Por esta razón, el suboficial aconseja a quienes desean formar parte de la Institución que “siempre tengan pasión y sobre todo compromiso con su profesión, capacítense continuamente, no se rindan, siempre miren hacia adelante y vayan por eso que tanto anhelan”.

“Con esfuerzo y dedicación se llega, un tropezón no siempre es caída, hay que acomodarse y seguir, aprender de los errores y de aquellos que ya hicieron ese camino el cual nosotros queremos recorrer. Todo esto lleva al cumplimiento y éxito de nuestra misión, no sólo en el trabajo, sino también en la vida”, manifiesta Giménez.

“Todos los despliegues que realicé con el HMR significaron un gran desafío para mi carrera (…) Cada uno me fue aportando experiencias y conocimientos que hoy me hacen quien soy.

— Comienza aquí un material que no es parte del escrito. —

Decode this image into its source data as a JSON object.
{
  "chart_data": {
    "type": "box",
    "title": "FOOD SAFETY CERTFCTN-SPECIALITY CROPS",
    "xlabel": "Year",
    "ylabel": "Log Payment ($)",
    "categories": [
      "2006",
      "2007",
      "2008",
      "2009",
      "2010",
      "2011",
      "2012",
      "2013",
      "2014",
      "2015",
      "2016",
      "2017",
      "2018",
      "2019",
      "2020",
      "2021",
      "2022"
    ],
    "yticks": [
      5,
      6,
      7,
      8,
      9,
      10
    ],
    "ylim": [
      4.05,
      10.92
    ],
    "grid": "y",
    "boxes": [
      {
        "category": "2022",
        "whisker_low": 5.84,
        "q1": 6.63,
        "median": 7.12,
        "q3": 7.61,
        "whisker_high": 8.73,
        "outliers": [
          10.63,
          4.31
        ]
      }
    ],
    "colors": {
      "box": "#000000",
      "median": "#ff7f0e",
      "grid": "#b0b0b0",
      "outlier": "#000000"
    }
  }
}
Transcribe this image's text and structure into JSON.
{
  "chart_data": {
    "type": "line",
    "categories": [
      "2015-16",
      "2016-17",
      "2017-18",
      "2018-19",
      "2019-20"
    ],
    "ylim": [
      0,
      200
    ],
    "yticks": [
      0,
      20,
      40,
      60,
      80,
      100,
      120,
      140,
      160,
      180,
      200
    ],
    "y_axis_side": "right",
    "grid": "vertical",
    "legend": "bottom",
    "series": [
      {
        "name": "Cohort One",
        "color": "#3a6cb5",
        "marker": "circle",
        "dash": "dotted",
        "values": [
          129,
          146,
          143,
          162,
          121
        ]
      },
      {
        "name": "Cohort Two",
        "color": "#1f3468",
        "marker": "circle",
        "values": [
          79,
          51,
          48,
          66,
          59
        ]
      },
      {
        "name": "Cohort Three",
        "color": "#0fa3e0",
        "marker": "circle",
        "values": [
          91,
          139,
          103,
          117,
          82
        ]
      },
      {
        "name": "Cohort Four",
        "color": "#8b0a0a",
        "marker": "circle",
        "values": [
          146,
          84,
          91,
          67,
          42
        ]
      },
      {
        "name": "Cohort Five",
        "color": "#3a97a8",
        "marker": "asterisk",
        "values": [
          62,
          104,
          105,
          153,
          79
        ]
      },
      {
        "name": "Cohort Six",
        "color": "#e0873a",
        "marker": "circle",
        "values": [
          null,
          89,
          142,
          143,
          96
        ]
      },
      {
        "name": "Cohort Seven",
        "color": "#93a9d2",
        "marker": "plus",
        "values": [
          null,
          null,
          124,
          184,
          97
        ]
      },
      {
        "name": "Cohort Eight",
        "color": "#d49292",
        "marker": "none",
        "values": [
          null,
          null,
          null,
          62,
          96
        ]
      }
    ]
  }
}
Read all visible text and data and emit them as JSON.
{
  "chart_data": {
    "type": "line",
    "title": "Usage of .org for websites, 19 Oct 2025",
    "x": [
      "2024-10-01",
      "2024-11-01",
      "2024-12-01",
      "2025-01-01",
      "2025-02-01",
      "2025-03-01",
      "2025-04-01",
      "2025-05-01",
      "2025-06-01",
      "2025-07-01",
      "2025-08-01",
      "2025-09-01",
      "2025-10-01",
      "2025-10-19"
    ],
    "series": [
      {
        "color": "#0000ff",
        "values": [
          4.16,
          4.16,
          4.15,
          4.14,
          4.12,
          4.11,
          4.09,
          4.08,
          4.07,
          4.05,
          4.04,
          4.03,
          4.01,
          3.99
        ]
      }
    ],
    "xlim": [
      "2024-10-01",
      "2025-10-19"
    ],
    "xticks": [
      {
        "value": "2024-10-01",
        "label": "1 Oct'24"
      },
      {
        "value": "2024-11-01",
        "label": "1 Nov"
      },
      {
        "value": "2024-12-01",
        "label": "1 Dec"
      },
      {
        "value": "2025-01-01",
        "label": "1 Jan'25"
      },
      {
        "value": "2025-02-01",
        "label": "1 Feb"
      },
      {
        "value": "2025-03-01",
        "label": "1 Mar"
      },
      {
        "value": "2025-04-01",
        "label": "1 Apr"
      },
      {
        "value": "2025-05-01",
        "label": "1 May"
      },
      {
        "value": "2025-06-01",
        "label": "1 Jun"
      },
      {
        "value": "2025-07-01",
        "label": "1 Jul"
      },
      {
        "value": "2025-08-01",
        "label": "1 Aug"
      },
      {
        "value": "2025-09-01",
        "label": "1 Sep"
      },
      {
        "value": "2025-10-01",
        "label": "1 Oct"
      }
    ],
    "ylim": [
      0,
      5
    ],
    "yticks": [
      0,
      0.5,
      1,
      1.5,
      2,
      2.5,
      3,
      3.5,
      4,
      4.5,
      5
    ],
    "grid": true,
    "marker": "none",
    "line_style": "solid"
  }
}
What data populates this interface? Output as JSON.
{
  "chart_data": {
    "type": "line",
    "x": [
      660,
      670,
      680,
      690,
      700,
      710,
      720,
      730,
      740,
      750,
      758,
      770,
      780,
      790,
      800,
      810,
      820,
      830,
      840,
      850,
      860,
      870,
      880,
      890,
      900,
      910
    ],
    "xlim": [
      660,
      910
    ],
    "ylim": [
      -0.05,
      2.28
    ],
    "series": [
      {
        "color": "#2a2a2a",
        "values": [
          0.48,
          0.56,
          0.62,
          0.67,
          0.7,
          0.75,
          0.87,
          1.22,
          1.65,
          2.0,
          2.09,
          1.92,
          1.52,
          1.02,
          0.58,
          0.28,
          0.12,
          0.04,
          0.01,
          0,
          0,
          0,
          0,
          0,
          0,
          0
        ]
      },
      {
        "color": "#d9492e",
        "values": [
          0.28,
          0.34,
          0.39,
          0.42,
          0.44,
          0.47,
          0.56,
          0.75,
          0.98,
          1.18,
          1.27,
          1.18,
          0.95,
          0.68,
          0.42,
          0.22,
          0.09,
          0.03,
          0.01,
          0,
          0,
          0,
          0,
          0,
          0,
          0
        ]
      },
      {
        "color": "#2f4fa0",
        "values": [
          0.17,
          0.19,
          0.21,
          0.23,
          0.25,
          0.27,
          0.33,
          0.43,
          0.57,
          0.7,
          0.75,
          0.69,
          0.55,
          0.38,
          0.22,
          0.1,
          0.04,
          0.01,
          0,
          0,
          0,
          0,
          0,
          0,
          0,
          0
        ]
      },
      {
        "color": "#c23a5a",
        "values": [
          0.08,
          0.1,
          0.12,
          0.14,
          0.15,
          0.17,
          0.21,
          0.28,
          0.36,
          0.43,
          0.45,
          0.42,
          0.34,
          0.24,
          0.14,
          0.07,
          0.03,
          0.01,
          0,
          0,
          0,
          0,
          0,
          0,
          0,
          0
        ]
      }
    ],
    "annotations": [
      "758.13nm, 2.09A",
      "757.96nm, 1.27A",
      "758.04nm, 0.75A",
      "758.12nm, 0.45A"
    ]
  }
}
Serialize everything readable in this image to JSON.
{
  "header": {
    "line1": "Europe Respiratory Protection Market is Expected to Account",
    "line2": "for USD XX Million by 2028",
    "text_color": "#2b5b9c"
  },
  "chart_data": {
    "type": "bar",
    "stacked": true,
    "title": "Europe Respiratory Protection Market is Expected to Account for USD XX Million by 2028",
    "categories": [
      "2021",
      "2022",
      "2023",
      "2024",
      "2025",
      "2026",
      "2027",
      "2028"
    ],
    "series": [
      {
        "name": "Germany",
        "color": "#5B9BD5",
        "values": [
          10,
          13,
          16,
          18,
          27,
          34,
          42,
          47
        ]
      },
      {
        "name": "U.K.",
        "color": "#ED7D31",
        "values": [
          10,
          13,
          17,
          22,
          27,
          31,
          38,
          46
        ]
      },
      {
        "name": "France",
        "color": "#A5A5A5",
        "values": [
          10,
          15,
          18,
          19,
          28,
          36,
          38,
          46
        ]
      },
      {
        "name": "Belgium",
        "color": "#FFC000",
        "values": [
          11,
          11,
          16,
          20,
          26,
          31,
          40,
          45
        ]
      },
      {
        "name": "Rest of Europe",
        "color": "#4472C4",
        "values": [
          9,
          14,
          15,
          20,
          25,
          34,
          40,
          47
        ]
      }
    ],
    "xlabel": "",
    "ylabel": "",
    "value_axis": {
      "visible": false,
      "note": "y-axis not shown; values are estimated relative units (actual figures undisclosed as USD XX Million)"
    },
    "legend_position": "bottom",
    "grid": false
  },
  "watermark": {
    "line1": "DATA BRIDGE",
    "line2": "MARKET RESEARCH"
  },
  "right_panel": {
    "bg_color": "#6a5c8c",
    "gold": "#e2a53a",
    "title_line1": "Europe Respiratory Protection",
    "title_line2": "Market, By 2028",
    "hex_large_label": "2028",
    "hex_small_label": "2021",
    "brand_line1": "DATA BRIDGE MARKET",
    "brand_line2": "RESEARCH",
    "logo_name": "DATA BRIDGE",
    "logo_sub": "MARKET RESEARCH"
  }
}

También me enseñaron a valorar esas pequeñas cosas de la vida, el día a día, principalmente la familia, esos momentos que la distancia hace que uno anhele tanto cuando estás legos de casa”, afirma y agrega: Hoy puedo decir que somos una gran familia aeronáutica los que conformamos esta unidad.

De esta forma, desde su creación hasta la actualidad, el hospital sin fronteras continúa cumpliendo con su misión principal: brindar asistencia sanitaria en casos de emergencias nacionales o internacionales, representando con orgullo al pueblo argentino.